The key to long-term care is functioning. Therefore, long-term care authorities have given considerable attention to defining and measuring minimal components of independent functioning.
There are four disability models traditionally used to measure ones inability to function independently in society. They are the Social Model (IADL’s), the Physical Model (ADL’s), the Mental Model (Cognitive Impairment), and the Medical Model (Injury or Sickness or medically necessary).
They are addressed in the order that one may traditionally lose them as they age (i.e. frailty).
There are many functions within the four models mentioned above that are important to independence, and indeed these functions seem to multiply and become more complex in modern urban societies.
These measures are designed to assess a broader range of functioning than ADLs by examining activities that require a greater degree of skill, judgment, and independence.
Because of this, people tend to have more difficulty performing IADLs than they do ADLs. And the vast majority of people having difficulty with ADLs also have difficulty with their IADLs.

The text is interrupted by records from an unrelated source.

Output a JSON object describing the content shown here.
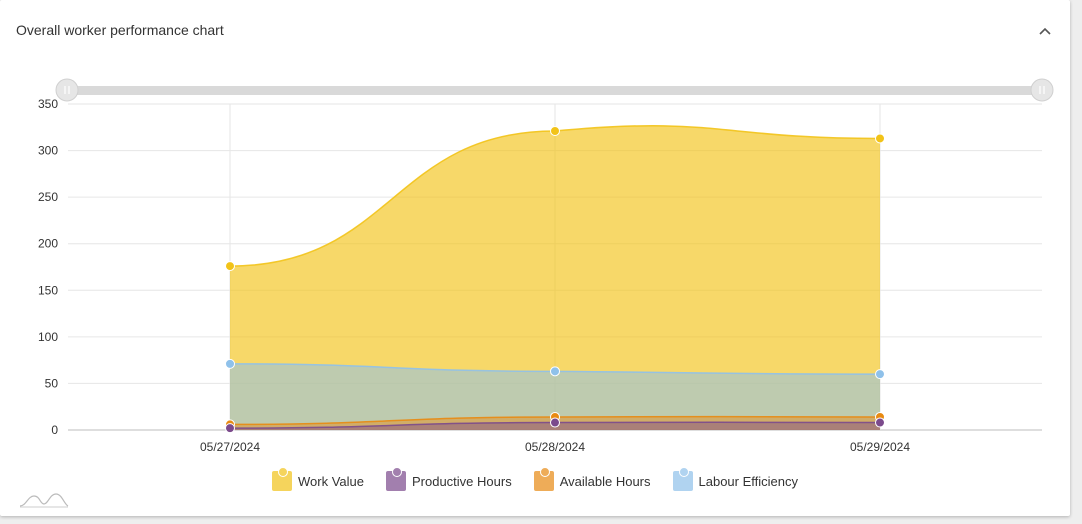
{
  "header": {
    "title": "Overall worker performance chart"
  },
  "icons": {
    "collapse": "chevron-up-icon",
    "logo": "amcharts-logo-icon",
    "grip": "grip-icon"
  },
  "chart_data": {
    "type": "area",
    "categories": [
      "05/27/2024",
      "05/28/2024",
      "05/29/2024"
    ],
    "ylim": [
      0,
      350
    ],
    "yticks": [
      "0",
      "50",
      "100",
      "150",
      "200",
      "250",
      "300",
      "350"
    ],
    "series": [
      {
        "name": "Work Value",
        "values": [
          176,
          321,
          313
        ],
        "color": "#f2c318"
      },
      {
        "name": "Productive Hours",
        "values": [
          2,
          8,
          8
        ],
        "color": "#7b4a8c"
      },
      {
        "name": "Available Hours",
        "values": [
          6,
          14,
          14
        ],
        "color": "#e88a12"
      },
      {
        "name": "Labour Efficiency",
        "values": [
          71,
          63,
          60
        ],
        "color": "#8fc1ea"
      }
    ],
    "legend_position": "bottom",
    "grid": true,
    "scrollbar": true
  }
}
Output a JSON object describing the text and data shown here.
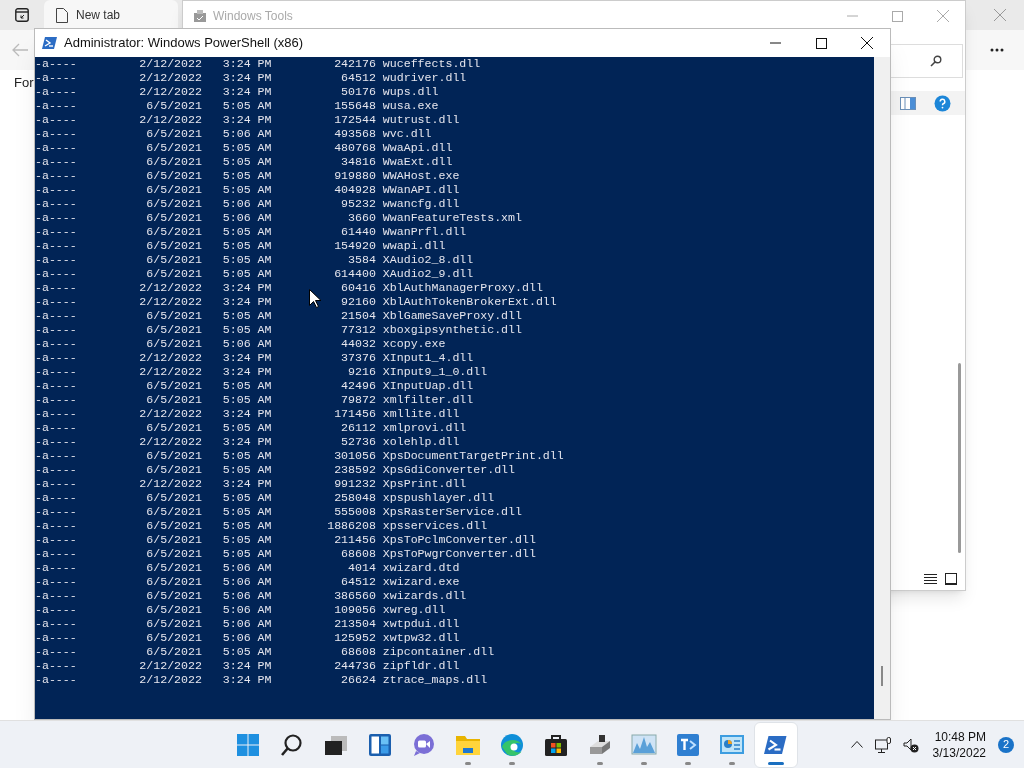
{
  "browser": {
    "tabs": [
      {
        "label": "New tab"
      }
    ],
    "page_text": "For"
  },
  "explorer": {
    "title": "Windows Tools"
  },
  "powershell": {
    "title": "Administrator: Windows PowerShell (x86)",
    "lines": [
      {
        "mode": "-a----",
        "date": "2/12/2022",
        "time": "3:24 PM",
        "size": "242176",
        "name": "wuceffects.dll"
      },
      {
        "mode": "-a----",
        "date": "2/12/2022",
        "time": "3:24 PM",
        "size": "64512",
        "name": "wudriver.dll"
      },
      {
        "mode": "-a----",
        "date": "2/12/2022",
        "time": "3:24 PM",
        "size": "50176",
        "name": "wups.dll"
      },
      {
        "mode": "-a----",
        "date": "6/5/2021",
        "time": "5:05 AM",
        "size": "155648",
        "name": "wusa.exe"
      },
      {
        "mode": "-a----",
        "date": "2/12/2022",
        "time": "3:24 PM",
        "size": "172544",
        "name": "wutrust.dll"
      },
      {
        "mode": "-a----",
        "date": "6/5/2021",
        "time": "5:06 AM",
        "size": "493568",
        "name": "wvc.dll"
      },
      {
        "mode": "-a----",
        "date": "6/5/2021",
        "time": "5:05 AM",
        "size": "480768",
        "name": "WwaApi.dll"
      },
      {
        "mode": "-a----",
        "date": "6/5/2021",
        "time": "5:05 AM",
        "size": "34816",
        "name": "WwaExt.dll"
      },
      {
        "mode": "-a----",
        "date": "6/5/2021",
        "time": "5:05 AM",
        "size": "919880",
        "name": "WWAHost.exe"
      },
      {
        "mode": "-a----",
        "date": "6/5/2021",
        "time": "5:05 AM",
        "size": "404928",
        "name": "WWanAPI.dll"
      },
      {
        "mode": "-a----",
        "date": "6/5/2021",
        "time": "5:06 AM",
        "size": "95232",
        "name": "wwancfg.dll"
      },
      {
        "mode": "-a----",
        "date": "6/5/2021",
        "time": "5:06 AM",
        "size": "3660",
        "name": "WwanFeatureTests.xml"
      },
      {
        "mode": "-a----",
        "date": "6/5/2021",
        "time": "5:05 AM",
        "size": "61440",
        "name": "WwanPrfl.dll"
      },
      {
        "mode": "-a----",
        "date": "6/5/2021",
        "time": "5:05 AM",
        "size": "154920",
        "name": "wwapi.dll"
      },
      {
        "mode": "-a----",
        "date": "6/5/2021",
        "time": "5:05 AM",
        "size": "3584",
        "name": "XAudio2_8.dll"
      },
      {
        "mode": "-a----",
        "date": "6/5/2021",
        "time": "5:05 AM",
        "size": "614400",
        "name": "XAudio2_9.dll"
      },
      {
        "mode": "-a----",
        "date": "2/12/2022",
        "time": "3:24 PM",
        "size": "60416",
        "name": "XblAuthManagerProxy.dll"
      },
      {
        "mode": "-a----",
        "date": "2/12/2022",
        "time": "3:24 PM",
        "size": "92160",
        "name": "XblAuthTokenBrokerExt.dll"
      },
      {
        "mode": "-a----",
        "date": "6/5/2021",
        "time": "5:05 AM",
        "size": "21504",
        "name": "XblGameSaveProxy.dll"
      },
      {
        "mode": "-a----",
        "date": "6/5/2021",
        "time": "5:05 AM",
        "size": "77312",
        "name": "xboxgipsynthetic.dll"
      },
      {
        "mode": "-a----",
        "date": "6/5/2021",
        "time": "5:06 AM",
        "size": "44032",
        "name": "xcopy.exe"
      },
      {
        "mode": "-a----",
        "date": "2/12/2022",
        "time": "3:24 PM",
        "size": "37376",
        "name": "XInput1_4.dll"
      },
      {
        "mode": "-a----",
        "date": "2/12/2022",
        "time": "3:24 PM",
        "size": "9216",
        "name": "XInput9_1_0.dll"
      },
      {
        "mode": "-a----",
        "date": "6/5/2021",
        "time": "5:05 AM",
        "size": "42496",
        "name": "XInputUap.dll"
      },
      {
        "mode": "-a----",
        "date": "6/5/2021",
        "time": "5:05 AM",
        "size": "79872",
        "name": "xmlfilter.dll"
      },
      {
        "mode": "-a----",
        "date": "2/12/2022",
        "time": "3:24 PM",
        "size": "171456",
        "name": "xmllite.dll"
      },
      {
        "mode": "-a----",
        "date": "6/5/2021",
        "time": "5:05 AM",
        "size": "26112",
        "name": "xmlprovi.dll"
      },
      {
        "mode": "-a----",
        "date": "2/12/2022",
        "time": "3:24 PM",
        "size": "52736",
        "name": "xolehlp.dll"
      },
      {
        "mode": "-a----",
        "date": "6/5/2021",
        "time": "5:05 AM",
        "size": "301056",
        "name": "XpsDocumentTargetPrint.dll"
      },
      {
        "mode": "-a----",
        "date": "6/5/2021",
        "time": "5:05 AM",
        "size": "238592",
        "name": "XpsGdiConverter.dll"
      },
      {
        "mode": "-a----",
        "date": "2/12/2022",
        "time": "3:24 PM",
        "size": "991232",
        "name": "XpsPrint.dll"
      },
      {
        "mode": "-a----",
        "date": "6/5/2021",
        "time": "5:05 AM",
        "size": "258048",
        "name": "xpspushlayer.dll"
      },
      {
        "mode": "-a----",
        "date": "6/5/2021",
        "time": "5:05 AM",
        "size": "555008",
        "name": "XpsRasterService.dll"
      },
      {
        "mode": "-a----",
        "date": "6/5/2021",
        "time": "5:05 AM",
        "size": "1886208",
        "name": "xpsservices.dll"
      },
      {
        "mode": "-a----",
        "date": "6/5/2021",
        "time": "5:05 AM",
        "size": "211456",
        "name": "XpsToPclmConverter.dll"
      },
      {
        "mode": "-a----",
        "date": "6/5/2021",
        "time": "5:05 AM",
        "size": "68608",
        "name": "XpsToPwgrConverter.dll"
      },
      {
        "mode": "-a----",
        "date": "6/5/2021",
        "time": "5:06 AM",
        "size": "4014",
        "name": "xwizard.dtd"
      },
      {
        "mode": "-a----",
        "date": "6/5/2021",
        "time": "5:06 AM",
        "size": "64512",
        "name": "xwizard.exe"
      },
      {
        "mode": "-a----",
        "date": "6/5/2021",
        "time": "5:06 AM",
        "size": "386560",
        "name": "xwizards.dll"
      },
      {
        "mode": "-a----",
        "date": "6/5/2021",
        "time": "5:06 AM",
        "size": "109056",
        "name": "xwreg.dll"
      },
      {
        "mode": "-a----",
        "date": "6/5/2021",
        "time": "5:06 AM",
        "size": "213504",
        "name": "xwtpdui.dll"
      },
      {
        "mode": "-a----",
        "date": "6/5/2021",
        "time": "5:06 AM",
        "size": "125952",
        "name": "xwtpw32.dll"
      },
      {
        "mode": "-a----",
        "date": "6/5/2021",
        "time": "5:05 AM",
        "size": "68608",
        "name": "zipcontainer.dll"
      },
      {
        "mode": "-a----",
        "date": "2/12/2022",
        "time": "3:24 PM",
        "size": "244736",
        "name": "zipfldr.dll"
      },
      {
        "mode": "-a----",
        "date": "2/12/2022",
        "time": "3:24 PM",
        "size": "26624",
        "name": "ztrace_maps.dll"
      }
    ]
  },
  "taskbar": {
    "apps": [
      {
        "kind": "start",
        "running": false,
        "selected": false
      },
      {
        "kind": "search",
        "running": false,
        "selected": false
      },
      {
        "kind": "taskview",
        "running": false,
        "selected": false
      },
      {
        "kind": "widgets",
        "running": false,
        "selected": false
      },
      {
        "kind": "chat",
        "running": false,
        "selected": false
      },
      {
        "kind": "folder",
        "running": true,
        "selected": false
      },
      {
        "kind": "browser",
        "running": true,
        "selected": false
      },
      {
        "kind": "store",
        "running": false,
        "selected": false
      },
      {
        "kind": "cleanup",
        "running": true,
        "selected": false
      },
      {
        "kind": "monitor",
        "running": true,
        "selected": false
      },
      {
        "kind": "teams",
        "running": true,
        "selected": false
      },
      {
        "kind": "controlpanel",
        "running": true,
        "selected": false
      },
      {
        "kind": "powershell",
        "running": true,
        "selected": true
      }
    ],
    "clock": {
      "time": "10:48 PM",
      "date": "3/13/2022"
    },
    "notifications": "2"
  }
}
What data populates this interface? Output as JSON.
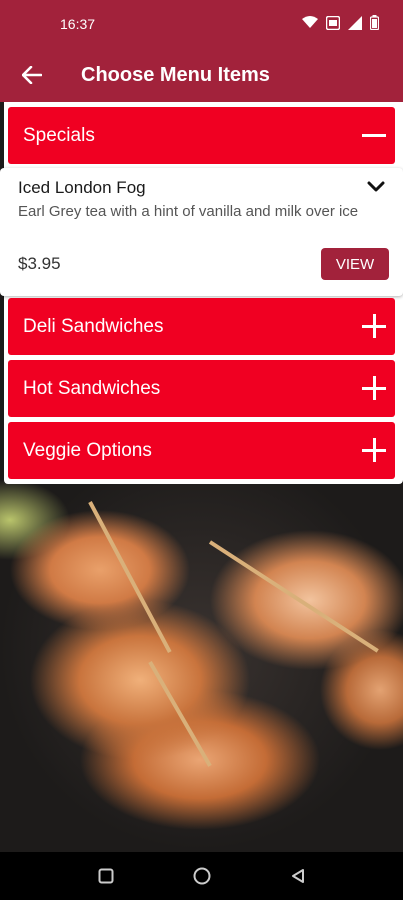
{
  "status_bar": {
    "time": "16:37",
    "icons": [
      "wifi-icon",
      "nfc-icon",
      "signal-icon",
      "battery-icon"
    ]
  },
  "app_bar": {
    "back_icon": "arrow-left-icon",
    "title": "Choose Menu Items"
  },
  "categories": [
    {
      "label": "Specials",
      "expanded": true,
      "toggle_icon": "minus-icon"
    },
    {
      "label": "Deli Sandwiches",
      "expanded": false,
      "toggle_icon": "plus-icon"
    },
    {
      "label": "Hot Sandwiches",
      "expanded": false,
      "toggle_icon": "plus-icon"
    },
    {
      "label": "Veggie Options",
      "expanded": false,
      "toggle_icon": "plus-icon"
    }
  ],
  "items": [
    {
      "name": "Iced London Fog",
      "description": "Earl Grey tea with a hint of vanilla and milk over ice",
      "price": "$3.95",
      "view_label": "VIEW"
    }
  ],
  "nav_bar": {
    "buttons": [
      "recents-square-icon",
      "home-circle-icon",
      "back-triangle-icon"
    ]
  },
  "colors": {
    "primary": "#a2223b",
    "category": "#f00022"
  }
}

There are more IADLs than ADLs and there is greater variation in which IADLs are included across assessment instruments.
Some of the IADLs assessed in the literature include the following:
- Shopping for personal items;
- Managing money;
- Using the telephone;
- Meal preparation;
- Medication management;
- Doing housework
IADLs provide important measures of need for support/assistance to live independently, but they cannot be as objectively measured as ADLs.
IADLs encompass both cognitive and physical function, but they also can include cultural/social biases.
In the natural progression of aging, IADLs become more difficult and are a traditional indicator of an early onset of a Physical (ADL) loss and/or Mental (cognitive impairment) loss.